Could you do us all a favor and just admit why you're taking this position - because you pretty much share all of Ahmadinejad's positions on major issues and are devastated that he had his ass handed to him in a debate? At least it would make the logical inconsistencies of your current arguments seem less dishonest.
1- Nothing in your reply indicates that there was supposed to be a debate. Even the in the 19th century case you came up with, the debating parties were both in the scene. Don't forget that Bollinger left after his offensive remarks.
2- As for Arab money(!) I have to remind you that Iran is not an Arab nation(remember Persians?). Most Arab states are strongly pro American (or pro Bush and as such they wouldn't spend their money for Ahmadinejad. On the other hand no body can deny pro Israel bias in the mainstrem media here and the other major world publications.
3- Being anti Israel's expansionist policy doesn't mean anti-jewish as anti-Bush ddesn't mean anti-American. But the effort to link the two has been politically motivated, designed to silince the critics.

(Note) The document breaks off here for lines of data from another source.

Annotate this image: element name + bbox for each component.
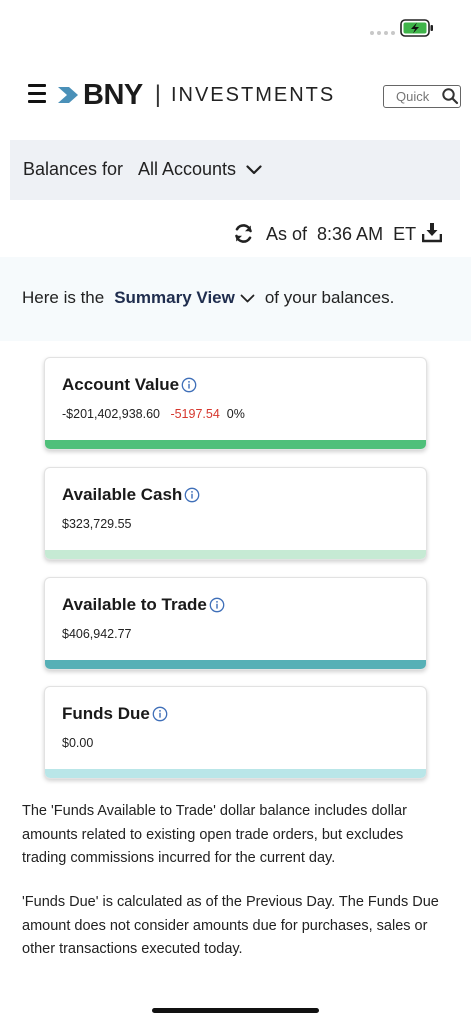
card-values: $406,942.77	[62, 627, 132, 641]
funds-due-amount: $0.00	[62, 736, 94, 750]
account-value-card[interactable]: Account Value -$201,402,938.60 -5197.54 …	[44, 357, 427, 450]
status-bar	[0, 0, 471, 52]
chevron-down-icon	[240, 294, 255, 302]
bny-logo[interactable]: BNY | INVESTMENTS	[57, 78, 336, 111]
account-selector-value: All Accounts	[138, 159, 237, 179]
available-to-trade-amount: $406,942.77	[62, 627, 132, 641]
balances-account-bar: Balances for All Accounts	[10, 140, 460, 200]
card-accent-bar	[45, 769, 426, 778]
card-title: Account Value	[62, 375, 197, 395]
refresh-icon[interactable]	[233, 223, 254, 244]
card-accent-bar	[45, 440, 426, 449]
info-icon[interactable]	[184, 487, 200, 503]
quick-search-box[interactable]	[383, 85, 461, 108]
home-indicator[interactable]	[152, 1008, 319, 1013]
summary-band: Here is the Summary View of your balance…	[0, 257, 471, 341]
battery-charging-icon	[400, 19, 433, 37]
summary-view-label: Summary View	[114, 288, 235, 307]
menu-button[interactable]	[28, 84, 46, 103]
info-icon[interactable]	[209, 597, 225, 613]
card-title: Available to Trade	[62, 595, 225, 615]
chevron-down-icon	[246, 164, 262, 174]
quick-search-input[interactable]	[384, 86, 442, 106]
signal-dots-icon	[370, 31, 395, 35]
as-of-timestamp: As of 8:36 AM ET	[266, 224, 417, 244]
card-values: $323,729.55	[62, 517, 132, 531]
card-title: Funds Due	[62, 704, 168, 724]
account-selector[interactable]: All Accounts	[138, 159, 262, 180]
card-values: $0.00	[62, 736, 93, 750]
logo-product: INVESTMENTS	[170, 83, 336, 106]
account-value-amount: -$201,402,938.60	[62, 407, 161, 421]
info-icon[interactable]	[181, 377, 197, 393]
menu-icon	[28, 84, 46, 87]
logo-separator: |	[154, 81, 161, 108]
logo-text: BNY	[83, 78, 143, 111]
card-values: -$201,402,938.60 -5197.54 0%	[62, 407, 245, 421]
available-cash-amount: $323,729.55	[62, 517, 132, 531]
account-value-change: -5197.54	[170, 407, 220, 421]
card-title-text: Funds Due	[62, 704, 150, 723]
balances-label: Balances for	[23, 159, 124, 179]
summary-suffix: of your balances.	[264, 288, 395, 307]
search-icon[interactable]	[441, 87, 459, 105]
app-header: BNY | INVESTMENTS	[0, 70, 471, 122]
info-icon[interactable]	[152, 706, 168, 722]
card-title-text: Account Value	[62, 375, 180, 394]
funds-due-card[interactable]: Funds Due $0.00	[44, 686, 427, 779]
card-accent-bar	[45, 660, 426, 669]
as-of-row: As of 8:36 AM ET	[0, 220, 471, 250]
available-cash-card[interactable]: Available Cash $323,729.55	[44, 467, 427, 560]
summary-sentence: Here is the Summary View of your balance…	[22, 288, 394, 308]
summary-prefix: Here is the	[22, 288, 105, 307]
available-to-trade-card[interactable]: Available to Trade $406,942.77	[44, 577, 427, 670]
account-value-percent: 0%	[226, 407, 245, 421]
funds-available-note: The 'Funds Available to Trade' dollar ba…	[22, 803, 407, 866]
summary-view-selector[interactable]: Summary View	[114, 288, 255, 308]
funds-due-note: 'Funds Due' is calculated as of the Prev…	[22, 894, 439, 957]
card-title-text: Available to Trade	[62, 595, 207, 614]
card-title: Available Cash	[62, 485, 200, 505]
download-icon[interactable]	[422, 222, 442, 244]
bny-arrow-icon	[58, 87, 78, 103]
card-title-text: Available Cash	[62, 485, 183, 504]
card-accent-bar	[45, 550, 426, 559]
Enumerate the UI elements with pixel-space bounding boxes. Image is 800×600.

John Mearsheimer of University of Chicago and Stephen Walt of Harvard University(both jewish) in their best seller book "Israel Lobby and US foreign Policy" argue that "No lobby has managed to divert U.S. foreign policy as far from what the American national interest would otherwise suggest, while simultaneously convincing Americans that U.S. and Israeli interests are essentially identical".They argue that "in its basic operations, it is no different from interest groups like the Farm Lobby, steel and textile workers, and other ethnic lobbies. What sets the Israel Lobby apart is its extraordinary effectiveness." According to Mearsheimer and Walt, the "loose coalition" that makes up the Lobby has "significant leverage over the Executive branch," as well as the ability to make sure that the "Lobby's perspective on Israel is widely reflected in the mainstream media." They claim that AIPAC in particular has a "stranglehold on the U.S. Congress," due to its "ability to reward legislators and congressional candidates who support its agenda, and to punish those who challenge it."

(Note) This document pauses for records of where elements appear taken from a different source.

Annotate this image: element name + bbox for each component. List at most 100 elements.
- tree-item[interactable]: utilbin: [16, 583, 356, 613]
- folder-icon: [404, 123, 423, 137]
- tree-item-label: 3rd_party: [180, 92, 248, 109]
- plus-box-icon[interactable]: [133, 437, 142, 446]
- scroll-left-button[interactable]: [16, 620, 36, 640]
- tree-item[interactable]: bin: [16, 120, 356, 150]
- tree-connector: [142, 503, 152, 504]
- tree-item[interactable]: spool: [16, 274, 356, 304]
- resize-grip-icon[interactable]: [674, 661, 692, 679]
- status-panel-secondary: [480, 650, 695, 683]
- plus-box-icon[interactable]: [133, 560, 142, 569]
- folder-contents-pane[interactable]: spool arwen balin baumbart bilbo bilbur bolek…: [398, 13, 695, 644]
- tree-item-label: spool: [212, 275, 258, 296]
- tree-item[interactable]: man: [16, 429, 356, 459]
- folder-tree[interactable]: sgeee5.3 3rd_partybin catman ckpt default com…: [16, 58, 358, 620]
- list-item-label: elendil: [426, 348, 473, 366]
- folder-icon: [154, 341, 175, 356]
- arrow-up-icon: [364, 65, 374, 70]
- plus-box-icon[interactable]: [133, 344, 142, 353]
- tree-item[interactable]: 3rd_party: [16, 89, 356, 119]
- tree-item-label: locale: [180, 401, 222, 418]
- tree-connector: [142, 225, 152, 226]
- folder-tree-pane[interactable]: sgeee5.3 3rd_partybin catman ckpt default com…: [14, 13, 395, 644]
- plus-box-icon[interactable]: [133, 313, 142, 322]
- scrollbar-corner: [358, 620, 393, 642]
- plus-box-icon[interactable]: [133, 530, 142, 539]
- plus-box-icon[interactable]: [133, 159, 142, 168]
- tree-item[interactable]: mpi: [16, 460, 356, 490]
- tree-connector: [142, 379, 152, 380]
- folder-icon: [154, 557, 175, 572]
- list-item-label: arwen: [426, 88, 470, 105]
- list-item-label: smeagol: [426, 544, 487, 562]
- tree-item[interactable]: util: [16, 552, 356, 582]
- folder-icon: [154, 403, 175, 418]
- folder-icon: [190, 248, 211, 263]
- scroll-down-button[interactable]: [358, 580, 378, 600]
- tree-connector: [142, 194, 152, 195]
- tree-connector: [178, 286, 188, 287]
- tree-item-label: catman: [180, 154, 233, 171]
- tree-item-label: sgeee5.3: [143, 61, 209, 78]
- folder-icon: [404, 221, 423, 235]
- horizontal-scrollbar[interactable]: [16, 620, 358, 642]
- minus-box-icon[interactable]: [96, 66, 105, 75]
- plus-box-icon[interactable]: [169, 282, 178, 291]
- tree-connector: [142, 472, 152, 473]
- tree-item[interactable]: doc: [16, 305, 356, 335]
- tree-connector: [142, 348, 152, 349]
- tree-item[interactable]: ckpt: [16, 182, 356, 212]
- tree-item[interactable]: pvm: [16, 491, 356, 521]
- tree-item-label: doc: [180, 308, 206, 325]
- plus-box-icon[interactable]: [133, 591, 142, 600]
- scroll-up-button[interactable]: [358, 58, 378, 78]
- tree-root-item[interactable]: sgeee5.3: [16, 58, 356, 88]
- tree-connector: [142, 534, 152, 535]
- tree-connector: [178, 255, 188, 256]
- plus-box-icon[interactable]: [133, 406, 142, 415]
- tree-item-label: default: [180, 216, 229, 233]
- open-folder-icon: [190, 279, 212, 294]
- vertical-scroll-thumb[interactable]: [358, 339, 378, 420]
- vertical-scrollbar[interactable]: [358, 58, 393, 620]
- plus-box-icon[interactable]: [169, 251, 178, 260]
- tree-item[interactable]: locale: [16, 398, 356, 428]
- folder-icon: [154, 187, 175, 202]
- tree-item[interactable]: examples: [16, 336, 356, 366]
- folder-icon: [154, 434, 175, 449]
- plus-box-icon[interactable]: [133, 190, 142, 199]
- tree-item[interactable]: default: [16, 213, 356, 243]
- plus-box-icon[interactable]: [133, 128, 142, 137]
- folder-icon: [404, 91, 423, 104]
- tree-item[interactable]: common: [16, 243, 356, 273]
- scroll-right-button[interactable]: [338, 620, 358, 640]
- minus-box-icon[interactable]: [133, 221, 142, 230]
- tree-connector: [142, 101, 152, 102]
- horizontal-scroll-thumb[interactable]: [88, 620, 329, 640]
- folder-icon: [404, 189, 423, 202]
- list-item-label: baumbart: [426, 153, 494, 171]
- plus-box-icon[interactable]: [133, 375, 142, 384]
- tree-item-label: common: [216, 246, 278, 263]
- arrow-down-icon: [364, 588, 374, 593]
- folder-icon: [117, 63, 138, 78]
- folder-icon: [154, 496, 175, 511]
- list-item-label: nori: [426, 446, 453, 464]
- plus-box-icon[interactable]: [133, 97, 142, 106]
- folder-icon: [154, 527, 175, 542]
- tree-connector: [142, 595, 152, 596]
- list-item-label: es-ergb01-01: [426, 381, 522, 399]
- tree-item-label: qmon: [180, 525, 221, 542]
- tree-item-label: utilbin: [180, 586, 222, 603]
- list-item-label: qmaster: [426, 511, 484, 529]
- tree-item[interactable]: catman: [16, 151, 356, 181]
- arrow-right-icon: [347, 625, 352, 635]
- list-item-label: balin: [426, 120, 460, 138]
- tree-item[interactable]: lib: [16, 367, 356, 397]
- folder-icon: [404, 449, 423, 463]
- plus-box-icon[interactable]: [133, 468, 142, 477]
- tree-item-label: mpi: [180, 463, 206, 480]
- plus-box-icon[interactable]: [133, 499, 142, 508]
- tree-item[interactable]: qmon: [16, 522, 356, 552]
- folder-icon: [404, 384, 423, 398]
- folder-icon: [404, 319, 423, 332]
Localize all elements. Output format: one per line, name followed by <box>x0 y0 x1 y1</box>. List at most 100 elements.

Mearsheimer and Walt decry what they call misuse of "the charge of anti-Semitism," and argue that pro-Israel groups place great importance on "controlling debate" in American academia; they maintain, however, that the Lobby has yet to succeed in its "campaign to eliminate criticism of Israel from college campuses" (see Campus Watch and U.S. Congress Bill H.R. 509). The authors conclude by arguing that when the Lobby succeeds in shaping U.S. policy in the Middle East, then "Israel's enemies get weakened or overthrown, Israel gets a free hand with the Palestinians, and the United States does most of the fighting, dying, rebuilding, and paying."